• Sat. Apr 20th, 2024

With Kleen Conscience – Are families on loan?

Lately, I’ve been thinking about what world lies beyond Sinclair, emotionally and developmentally for my life as a person and employee.

What’s the next stage to everything?

I’ve been looking into colleges for the spring, I’ve also been going out and dating. I’ve been touching up my resume and tightening my portfolio for my daily job hunting to hopefully put a little more into the bank for when I transfer.

I find myself in a similar situation to many millenials. I’m not far from hitting twenty-three while pursuing an education or career.

Even if career feelings have changed over time, what hasn’t changed is that I want to be able to have a nice enough life with someone I care about.

I want a family, even if whoever I’m with and I don’t choose to adopt. I want to be able to support them and my existing family when they are in need.

I don’t want to burden everyone working a low wage and not being capable of bolstering our union.

Many degree graduates from Sinclair still have a long way to go. I might have a long while left, too.

We can have years after years left on our educational journeys to get credentials to land a decent paying job. While that’s just life, I’m worried the United States is at an impasse.

Higher education is now a much stricter requirement for the ‘entry’ level employment arena. I don’t believe there are no jobs out there, there certainly are. However, many are not that which you can have a family with.

That worries me. Millennials, quite frankly, do not live up to older generations’ stereotypes of promiscuity. We’re not having families or getting married.

We usually require more incomes than a nuclear family unit can provide to actually give our children more than a ‘good luck and get out’ when they turn 18.

If everyone must go to college to be able to make any college doable for their children, won’t that impact families?

Even Sinclair’s tuition and fees increased. That fee increase came with a second levy increase, too. I don’t feel like there’s an incentive to have a family. Nowadays, people just opt for dogs. That has consequences.

Many areas in Dayton struggle to give their children more than the bare bones. I’d hope we aren’t ignorant to the hungry children and our opioid epidemic. What does that mean for the future?

It could mean many things. We could see a decline in quality of life. With that decline we will also see exacerbated class conflicts. What amount of unique social cohesion Dayton has could be shaken up in as little as a generation.

People are more than married to their careers now. They’re married to their debt–and their career. That’s polygamy.

Does the United States want those that want to help lead the country in industry and every field to be overcome by the weight of dollar signs?

If the pathway to keep the United States among the world powers in the marketplace is one that is also not good for our families, we will encounter massive lifestyle changes.

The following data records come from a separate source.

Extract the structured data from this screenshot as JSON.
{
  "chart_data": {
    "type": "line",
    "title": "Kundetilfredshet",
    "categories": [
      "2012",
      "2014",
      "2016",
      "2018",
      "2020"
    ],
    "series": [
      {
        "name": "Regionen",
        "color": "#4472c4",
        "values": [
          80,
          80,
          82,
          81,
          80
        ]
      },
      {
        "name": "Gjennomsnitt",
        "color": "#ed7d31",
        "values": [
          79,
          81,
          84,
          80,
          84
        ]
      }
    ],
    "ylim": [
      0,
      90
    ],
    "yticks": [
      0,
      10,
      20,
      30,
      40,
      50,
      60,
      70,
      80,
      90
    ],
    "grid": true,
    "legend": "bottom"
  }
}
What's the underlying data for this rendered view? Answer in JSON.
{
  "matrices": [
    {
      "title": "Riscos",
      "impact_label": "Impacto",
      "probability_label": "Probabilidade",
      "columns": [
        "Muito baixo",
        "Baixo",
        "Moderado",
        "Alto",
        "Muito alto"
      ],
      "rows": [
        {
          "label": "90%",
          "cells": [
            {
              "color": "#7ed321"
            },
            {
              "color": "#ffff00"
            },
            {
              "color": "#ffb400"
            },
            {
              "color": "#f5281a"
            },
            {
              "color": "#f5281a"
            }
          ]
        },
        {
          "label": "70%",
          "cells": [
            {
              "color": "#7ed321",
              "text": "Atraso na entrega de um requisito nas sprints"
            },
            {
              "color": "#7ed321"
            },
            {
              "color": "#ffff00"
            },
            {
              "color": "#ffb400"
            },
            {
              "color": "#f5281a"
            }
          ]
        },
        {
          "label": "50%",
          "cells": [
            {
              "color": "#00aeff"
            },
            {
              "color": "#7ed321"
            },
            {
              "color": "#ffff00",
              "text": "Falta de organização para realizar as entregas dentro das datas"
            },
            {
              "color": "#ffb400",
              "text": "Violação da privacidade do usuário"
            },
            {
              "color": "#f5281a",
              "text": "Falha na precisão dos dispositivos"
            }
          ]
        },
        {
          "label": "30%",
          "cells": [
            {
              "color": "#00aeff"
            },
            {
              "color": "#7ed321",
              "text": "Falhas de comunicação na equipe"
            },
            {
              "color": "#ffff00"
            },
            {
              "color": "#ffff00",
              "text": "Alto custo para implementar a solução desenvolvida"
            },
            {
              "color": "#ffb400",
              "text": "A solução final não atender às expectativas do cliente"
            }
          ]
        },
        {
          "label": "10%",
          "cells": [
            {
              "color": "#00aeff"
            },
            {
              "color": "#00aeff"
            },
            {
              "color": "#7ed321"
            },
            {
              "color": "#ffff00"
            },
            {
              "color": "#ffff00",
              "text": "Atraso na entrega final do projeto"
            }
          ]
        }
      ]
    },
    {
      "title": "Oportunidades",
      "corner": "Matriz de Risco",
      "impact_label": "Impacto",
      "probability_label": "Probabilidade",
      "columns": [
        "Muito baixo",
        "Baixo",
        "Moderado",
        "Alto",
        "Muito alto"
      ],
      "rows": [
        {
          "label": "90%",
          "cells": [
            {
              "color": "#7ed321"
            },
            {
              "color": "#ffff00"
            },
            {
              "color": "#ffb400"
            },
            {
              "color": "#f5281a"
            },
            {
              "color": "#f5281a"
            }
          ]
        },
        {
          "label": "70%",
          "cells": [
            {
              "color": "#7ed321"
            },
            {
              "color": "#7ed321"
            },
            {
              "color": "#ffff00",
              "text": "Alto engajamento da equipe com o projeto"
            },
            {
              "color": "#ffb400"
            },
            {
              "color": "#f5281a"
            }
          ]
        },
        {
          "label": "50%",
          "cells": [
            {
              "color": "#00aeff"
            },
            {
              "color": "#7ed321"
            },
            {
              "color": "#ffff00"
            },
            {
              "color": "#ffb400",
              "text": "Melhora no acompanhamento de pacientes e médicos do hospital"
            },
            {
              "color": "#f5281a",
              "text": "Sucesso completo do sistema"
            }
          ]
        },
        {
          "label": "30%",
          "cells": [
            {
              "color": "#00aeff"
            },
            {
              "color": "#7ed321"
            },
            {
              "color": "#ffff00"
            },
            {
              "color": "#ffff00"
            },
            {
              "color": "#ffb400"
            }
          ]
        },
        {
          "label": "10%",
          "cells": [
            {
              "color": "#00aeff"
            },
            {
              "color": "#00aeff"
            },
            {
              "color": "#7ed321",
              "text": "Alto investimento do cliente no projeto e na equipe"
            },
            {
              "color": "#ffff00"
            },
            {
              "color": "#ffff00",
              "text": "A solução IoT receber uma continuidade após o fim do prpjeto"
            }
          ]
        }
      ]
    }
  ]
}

We’ll lose a large part of the American dream. If we switch to a trade skills society, we won’t be burdened by the debt of trying to place America on top. However, we’ll lose control of our economy.

Foreign countries have long keyed into our education system’s advantages to bolster their countries. They’ve played the game the United States offers. Meanwhile, we are often scorned for it while we greatly benefit the international education community.

Why then, do we not focus on our citizen’s futures most? Universities like the University of Dayton and Wright State have happily welcomed, for great monetary gain, large percentages of foreign students.

The next step for American students, at this point, is to become like that of countries which make use of America’s opportunity. What does that say for the state of American education? Where only the rich or those that check the most boxes will access that mobility?

Will we be sending our children outside our own country to try and make a life for those that remain?

While I’m hoping not, perhaps it is time for American college students to wake up.

Now is the time to fight for what you want with every tooth and nail you have at your disposal. If you don’t take every opportunity you have here and run with it, you’re welcoming someone to come take it from you.